Ghosts of Manhattan, George Mann. Pyr, New York, April 2010, paperback, $16.00, ISBN 978-1616141943.
Reviewed by John Bowker.
Back in high school, I had a friend who was a bit too fond of the bitter black stuff writers like Frank Miller and Alan Moore were distilling out of the sour mash of American comics in the mid-1980s. After binging on too much Watchmen or The Dark Knight Returns, we’d find him curled up in shadowy corners, practicing his stony stare and trying to compose his own trademark warning to whatever evildoers might be stalking the suburbs. As teenagers, we were all engaged in similar struggles with the mundane evils that lurk in the hearts of men (and women), so his frowning and squinting made him seem less grim than constipated. We’d usually just sit him in front of an old Monty Python rerun and wait for him to loosen up.
Ghosts of Manhattan, George Mann’s homage to the pulp superhero genre draws from an equally rich well of inspiration, but unfortunately, it suffers from similar problems. Overly familiar characters and situations, combined with a general lack of humor, drain most of the fun from the book.
The story unfolds from multiple perspectives. At its center is the millionaire Gideon Cross, a playboy whose only passion appears to be hosting debauched parties in the moral vacuum of 1920’s New York. Behind this hedonistic facade, his inner monologue reveals his loathing for his guests, flighty people with no conception of the horrors he witnessed in the Great War. His polar opposite is The Ghost, a black-clad vigilante who stalks the rooftops armed with an assortment of high-tech weapons (flechette guns, rocket boots, night-vision goggles) and a dim view of Cross’s frivolous “ghosts of Manhattan” and the criminals plaguing the city. Rounding out the cast are a beautiful jazz chanteuse, a police detective trying to uphold the law in a morally ambiguous world, and a crime boss known only as The Roman who’s cutting a swath through the Manhattan underworld with only The Ghost standing in his way.
None of these archetypes would be particularly novel to fans of even the original pulps, and after nearly seventy-five years of superhero comics and pulp-inspired films, any suspicions the reader might have about the characters and their relationships to each other are most likely correct. The jazz singer is sultry and has a mysterious past.
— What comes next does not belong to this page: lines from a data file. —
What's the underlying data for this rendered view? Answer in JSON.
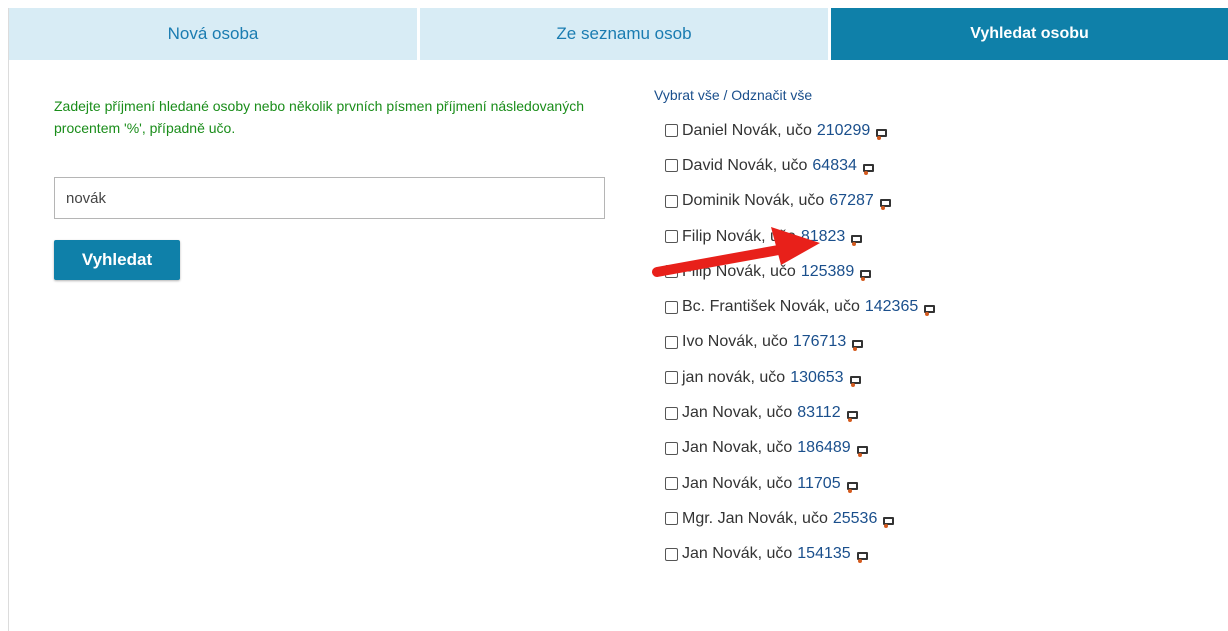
{
  "tabs": [
    {
      "label": "Nová osoba",
      "active": false
    },
    {
      "label": "Ze seznamu osob",
      "active": false
    },
    {
      "label": "Vyhledat osobu",
      "active": true
    }
  ],
  "search": {
    "instructions": "Zadejte příjmení hledané osoby nebo několik prvních písmen příjmení následovaných procentem '%', případně učo.",
    "value": "novák",
    "button_label": "Vyhledat"
  },
  "selection": {
    "select_all": "Vybrat vše",
    "separator": "/",
    "deselect_all": "Odznačit vše"
  },
  "results": [
    {
      "name": "Daniel Novák, učo",
      "uco": "210299"
    },
    {
      "name": "David Novák, učo",
      "uco": "64834"
    },
    {
      "name": "Dominik Novák, učo",
      "uco": "67287"
    },
    {
      "name": "Filip Novák, učo",
      "uco": "81823"
    },
    {
      "name": "Filip Novák, učo",
      "uco": "125389"
    },
    {
      "name": "Bc. František Novák, učo",
      "uco": "142365"
    },
    {
      "name": "Ivo Novák, učo",
      "uco": "176713"
    },
    {
      "name": "jan novák, učo",
      "uco": "130653"
    },
    {
      "name": "Jan Novak, učo",
      "uco": "83112"
    },
    {
      "name": "Jan Novak, učo",
      "uco": "186489"
    },
    {
      "name": "Jan Novák, učo",
      "uco": "11705"
    },
    {
      "name": "Mgr. Jan Novák, učo",
      "uco": "25536"
    },
    {
      "name": "Jan Novák, učo",
      "uco": "154135"
    }
  ],
  "colors": {
    "accent": "#0f80a9",
    "tab_inactive_bg": "#d8ecf5",
    "instruction_text": "#1a8d1a",
    "link": "#1a4f8c",
    "annotation_arrow": "#e8201a"
  },
  "icons": {
    "result_action": "card-icon",
    "annotation": "red-arrow"
  }
}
The detective works with The Ghost, even though his methods go against the rule of law. Cross even has a loyal butler standing by. There are a few surprises; The Roman and his henchmen are a superstitious, cowardly lot in more ways than one. However, though the identity of The Ghost is obvious from very early on, I couldn’t be certain whether it was intended to be a secret; it’s never explicitly revealed until halfway through the novel, at which point it’s suddenly dropped into the narrative without fanfare.
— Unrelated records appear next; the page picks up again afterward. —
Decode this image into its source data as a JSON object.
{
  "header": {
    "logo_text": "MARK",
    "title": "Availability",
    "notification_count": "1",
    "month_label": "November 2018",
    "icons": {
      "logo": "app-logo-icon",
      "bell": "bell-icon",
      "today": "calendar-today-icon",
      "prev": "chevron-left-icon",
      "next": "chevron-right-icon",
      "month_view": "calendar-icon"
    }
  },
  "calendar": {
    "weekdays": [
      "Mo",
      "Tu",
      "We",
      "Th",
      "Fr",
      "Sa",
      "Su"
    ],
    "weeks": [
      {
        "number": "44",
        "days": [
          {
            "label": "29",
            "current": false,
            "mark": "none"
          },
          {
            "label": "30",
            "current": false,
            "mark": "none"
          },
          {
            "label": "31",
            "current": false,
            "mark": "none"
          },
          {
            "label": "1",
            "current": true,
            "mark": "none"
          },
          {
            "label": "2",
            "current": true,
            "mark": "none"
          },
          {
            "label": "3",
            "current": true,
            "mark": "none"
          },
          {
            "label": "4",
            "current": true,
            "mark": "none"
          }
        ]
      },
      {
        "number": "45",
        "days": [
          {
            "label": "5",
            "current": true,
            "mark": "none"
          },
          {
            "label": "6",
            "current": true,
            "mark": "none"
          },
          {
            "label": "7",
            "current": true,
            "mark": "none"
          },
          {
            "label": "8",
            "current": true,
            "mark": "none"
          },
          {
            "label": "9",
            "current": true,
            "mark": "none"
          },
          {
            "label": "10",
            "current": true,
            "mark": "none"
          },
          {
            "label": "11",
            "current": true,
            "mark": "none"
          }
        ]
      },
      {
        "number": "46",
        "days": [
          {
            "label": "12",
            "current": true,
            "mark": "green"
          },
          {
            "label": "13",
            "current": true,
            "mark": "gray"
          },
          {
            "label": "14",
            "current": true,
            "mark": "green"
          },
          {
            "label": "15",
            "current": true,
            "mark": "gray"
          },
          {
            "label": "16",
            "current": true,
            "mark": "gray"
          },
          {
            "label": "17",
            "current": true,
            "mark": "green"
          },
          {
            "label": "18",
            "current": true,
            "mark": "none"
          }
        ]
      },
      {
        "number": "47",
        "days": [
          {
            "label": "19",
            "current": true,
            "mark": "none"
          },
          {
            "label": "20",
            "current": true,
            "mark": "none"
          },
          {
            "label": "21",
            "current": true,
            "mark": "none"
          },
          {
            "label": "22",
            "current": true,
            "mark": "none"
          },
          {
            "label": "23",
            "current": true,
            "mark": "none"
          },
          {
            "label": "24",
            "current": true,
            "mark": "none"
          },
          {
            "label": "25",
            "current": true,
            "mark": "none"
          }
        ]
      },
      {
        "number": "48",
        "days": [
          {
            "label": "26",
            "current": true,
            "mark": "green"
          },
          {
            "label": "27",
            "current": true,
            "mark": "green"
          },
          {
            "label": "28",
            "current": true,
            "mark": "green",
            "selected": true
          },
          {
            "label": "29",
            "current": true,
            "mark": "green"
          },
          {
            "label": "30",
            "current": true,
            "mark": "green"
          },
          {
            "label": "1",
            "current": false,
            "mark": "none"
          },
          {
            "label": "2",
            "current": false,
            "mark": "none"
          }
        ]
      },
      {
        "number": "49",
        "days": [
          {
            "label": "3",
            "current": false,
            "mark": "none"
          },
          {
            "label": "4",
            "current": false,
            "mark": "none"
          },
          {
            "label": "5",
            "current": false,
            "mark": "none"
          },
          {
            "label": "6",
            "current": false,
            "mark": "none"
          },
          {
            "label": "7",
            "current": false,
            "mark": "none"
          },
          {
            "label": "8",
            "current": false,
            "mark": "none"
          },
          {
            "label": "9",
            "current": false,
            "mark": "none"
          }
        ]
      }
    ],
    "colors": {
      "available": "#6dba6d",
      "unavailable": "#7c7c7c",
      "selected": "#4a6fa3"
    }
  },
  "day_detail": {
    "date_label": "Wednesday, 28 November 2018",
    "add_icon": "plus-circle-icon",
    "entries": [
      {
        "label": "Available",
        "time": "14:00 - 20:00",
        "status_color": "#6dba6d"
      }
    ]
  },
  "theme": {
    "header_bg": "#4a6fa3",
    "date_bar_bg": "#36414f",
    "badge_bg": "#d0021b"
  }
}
I’ve seen the book described in various places as Steampunk, but mostly that just brings home how meaningless the term has become. Mann’s alternative Jazz Age reads more like a 1920’s pulp setting with some minor brasswork flourishes. Cars run on coal-fired steam and rocket-assisted biplanes are parked on rooftops fueled and ready for the occasional dogfight or chase scene, but there’s not a lot of rationale. (In particular, if all the personal biplanes are internal-combustion engines, why are the cars still running on steam?) The occasional zeppelin floats by, and in true noir fashion, everyone moodily smokes while considering the darkness of the human soul. Descriptions of nicotine-flooded lungs and the crackling burn of cigarette paper are repeated endlessly as the characters careen through a series of pulp cliffhangers interspersed with periods of drunken Gatsby-esque rumination.
Mann is a respected British writer and editor and I’ve heard good things about his previous novel The Affinity Bridge, which takes place in a similarly alternative Victorian London. Ghosts of Manhattan feels more like it was rushed to press, perhaps to strike while the Steampunk craze still had some coal in the furnace. Not to worry, however. The book closes with The Ghost reciting a grim monologue that would do my teenaged friend proud, fulfilling the most important requirement for any comic book or pulp serial: It leaves plenty of room for the possibility of a sequel.